Scatter Plot

Best Practices

Overview

The dot patterns in a scatter plot indicate the degree to which the two numeric variables represented by the X and Y axes are related.  When a relationship exists, the closeness of the dots indicates the strength of the relationship.

In the first example below, the dot pattern suggests a fairly strong correlation between Annual Household Income (X axis) and the Score data (Y axis).  The second example shows no relationship at all between the same two variables. (These examples are static images. You can interact with “live” examples at the bottom of the page.)

Two examples of scatter plots showing strong relationship and no relationship

Data Requirements

Each dot in a scatter plot requires two paired variables. The following image from Excel shows 10 paired variables for Score and Annual Income. (These are a subset of the data used to generate the first example above.)  Additional columns, such as Subject ID in this example, can remain in the data source file but are not used to generate the chart.

These data are for a single-series plot. You can use the WCMS to plot multiple series.

Scatter plot data in Excel

Usage

Consider these best practices when deciding when and how to use a scatter plot.

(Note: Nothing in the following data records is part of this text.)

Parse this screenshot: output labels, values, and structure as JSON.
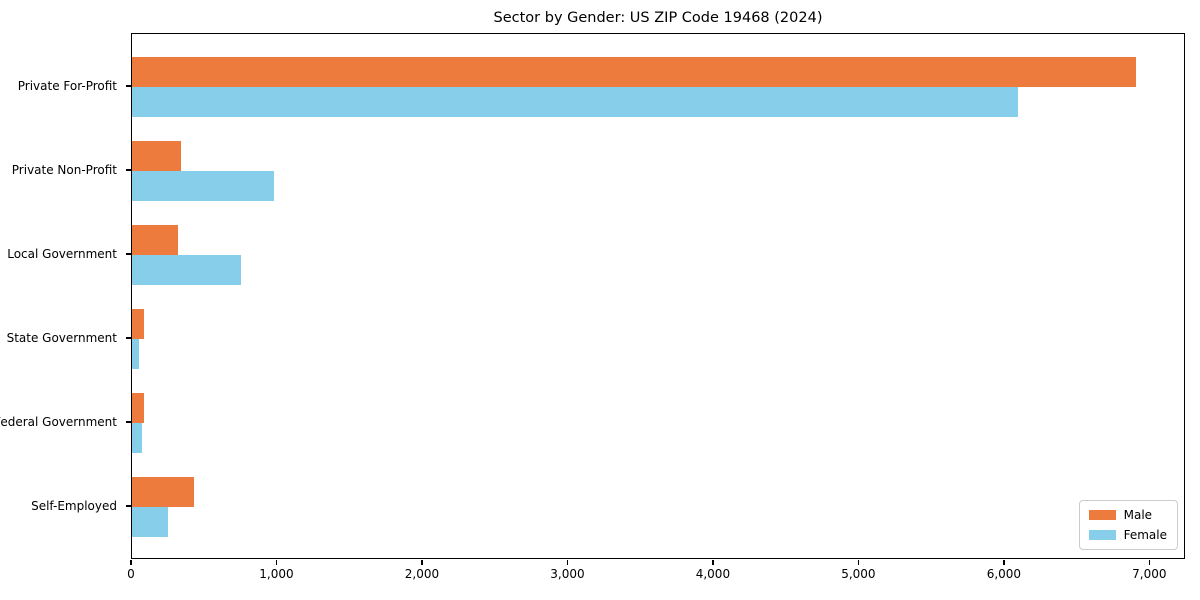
{
  "chart_data": {
    "type": "bar",
    "orientation": "horizontal",
    "title": "Sector by Gender: US ZIP Code 19468 (2024)",
    "categories": [
      "Private For-Profit",
      "Private Non-Profit",
      "Local Government",
      "State Government",
      "Federal Government",
      "Self-Employed"
    ],
    "series": [
      {
        "name": "Male",
        "color": "#ec7b3d",
        "values": [
          6900,
          340,
          315,
          80,
          80,
          425
        ]
      },
      {
        "name": "Female",
        "color": "#87ceeb",
        "values": [
          6090,
          975,
          750,
          50,
          70,
          250
        ]
      }
    ],
    "xlabel": "",
    "ylabel": "",
    "xlim": [
      0,
      7245
    ],
    "xticks": [
      0,
      1000,
      2000,
      3000,
      4000,
      5000,
      6000,
      7000
    ],
    "xtick_labels": [
      "0",
      "1,000",
      "2,000",
      "3,000",
      "4,000",
      "5,000",
      "6,000",
      "7,000"
    ],
    "grid": false,
    "legend_position": "lower right",
    "background_color": "#ffffff",
    "text_color": "#000000"
  }
}
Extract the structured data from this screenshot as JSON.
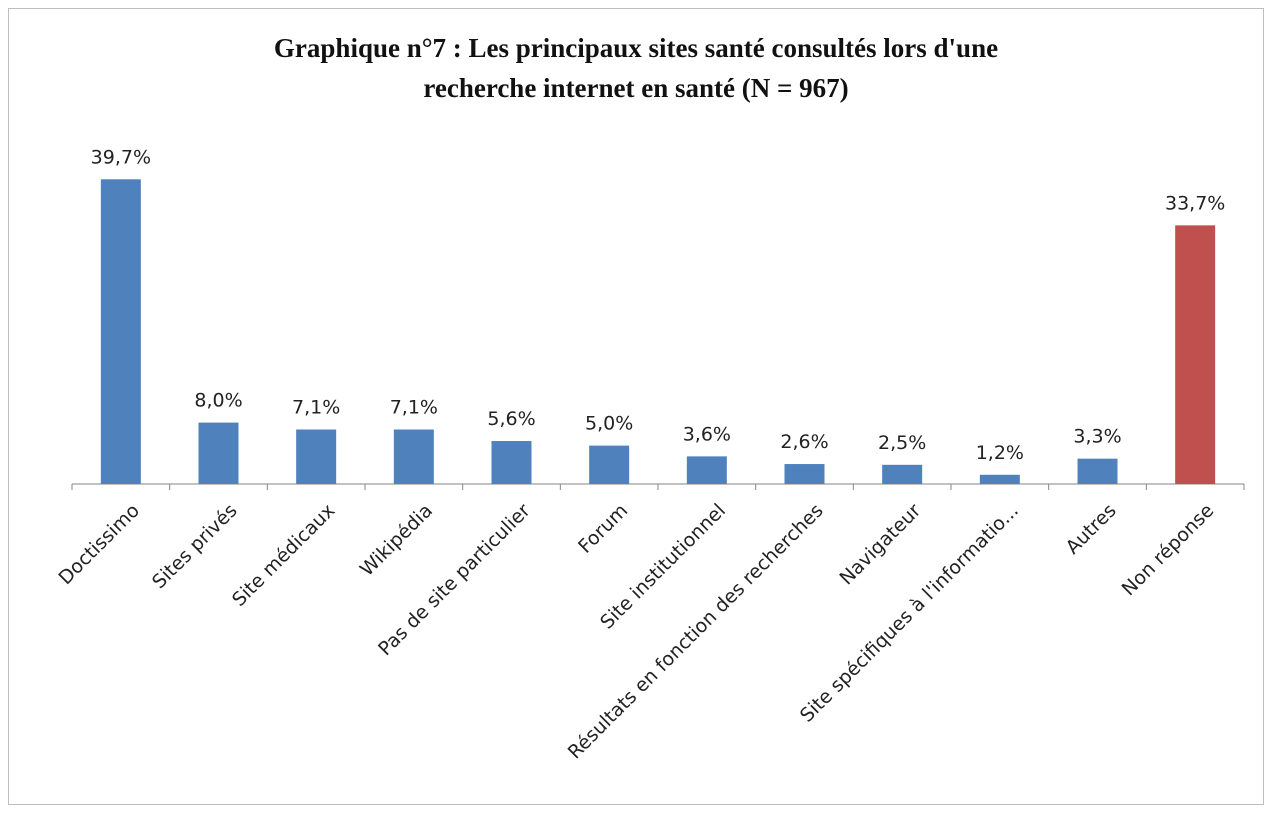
{
  "chart_data": {
    "type": "bar",
    "title_lines": [
      "Graphique n°7 : Les principaux sites santé consultés lors d'une",
      "recherche internet en santé (N = 967)"
    ],
    "categories": [
      "Doctissimo",
      "Sites privés",
      "Site médicaux",
      "Wikipédia",
      "Pas de site particulier",
      "Forum",
      "Site institutionnel",
      "Résultats en fonction des recherches",
      "Navigateur",
      "Site spécifiques à l'informatio...",
      "Autres",
      "Non réponse"
    ],
    "values": [
      39.7,
      8.0,
      7.1,
      7.1,
      5.6,
      5.0,
      3.6,
      2.6,
      2.5,
      1.2,
      3.3,
      33.7
    ],
    "value_labels": [
      "39,7%",
      "8,0%",
      "7,1%",
      "7,1%",
      "5,6%",
      "5,0%",
      "3,6%",
      "2,6%",
      "2,5%",
      "1,2%",
      "3,3%",
      "33,7%"
    ],
    "bar_colors": [
      "#4f81bd",
      "#4f81bd",
      "#4f81bd",
      "#4f81bd",
      "#4f81bd",
      "#4f81bd",
      "#4f81bd",
      "#4f81bd",
      "#4f81bd",
      "#4f81bd",
      "#4f81bd",
      "#c0504d"
    ],
    "ylim": [
      0,
      40
    ],
    "grid": false,
    "legend": "none",
    "xlabel": "",
    "ylabel": ""
  }
}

  • When it comes to the minimum number of data pairings, the guidance varies, with most guides recommending a number in the 30-to-50 range. Generally, the more, the better.
  • Include a thorough description of what is being measured and label the variables clearly.
  • If your plot shows outliers, consider whether the outliers require explanation or commentary.
  • With many scatter plots, one variable can be characterized as independent and the other as dependent.  The independent variable stands alone and isn’t changed by the other variable. In the examples on this page, Annual Household Income is an independent variable. The independent variable should always go on the X axis.
  • Sometimes it’s not obvious which variable is independent and which is dependent. That’s okay, but you may need to explain the dependent/independent nature of each.
  • Be careful with the wording in your plot description and other text. Remember that scatter plots do not prove causation. They can only imply a correlation between variables.

Examples

Positive vs. Negative Trends

Scatter plots show not only the strength of a relationship but the trend direction as well. In this example, the correlation between Annual Household Income and Score is considered negative due to the downward direction of the trend. Download sample data [XLS – 931 B].

Multiple Data Series

The WCMS can color-code multiple data series in scatter plots.  This example shows Year 1 vs. Year 2 scores as they relate to Annual Household Income.  Note that a legend is required only when multiple series are plotted. Download sample data [XLS – 872 B].

Linear vs. Nonlinear Relationships

The shape of the dot pattern may tell a story. In this example, the dots hug closely together, but the trend is non-linear.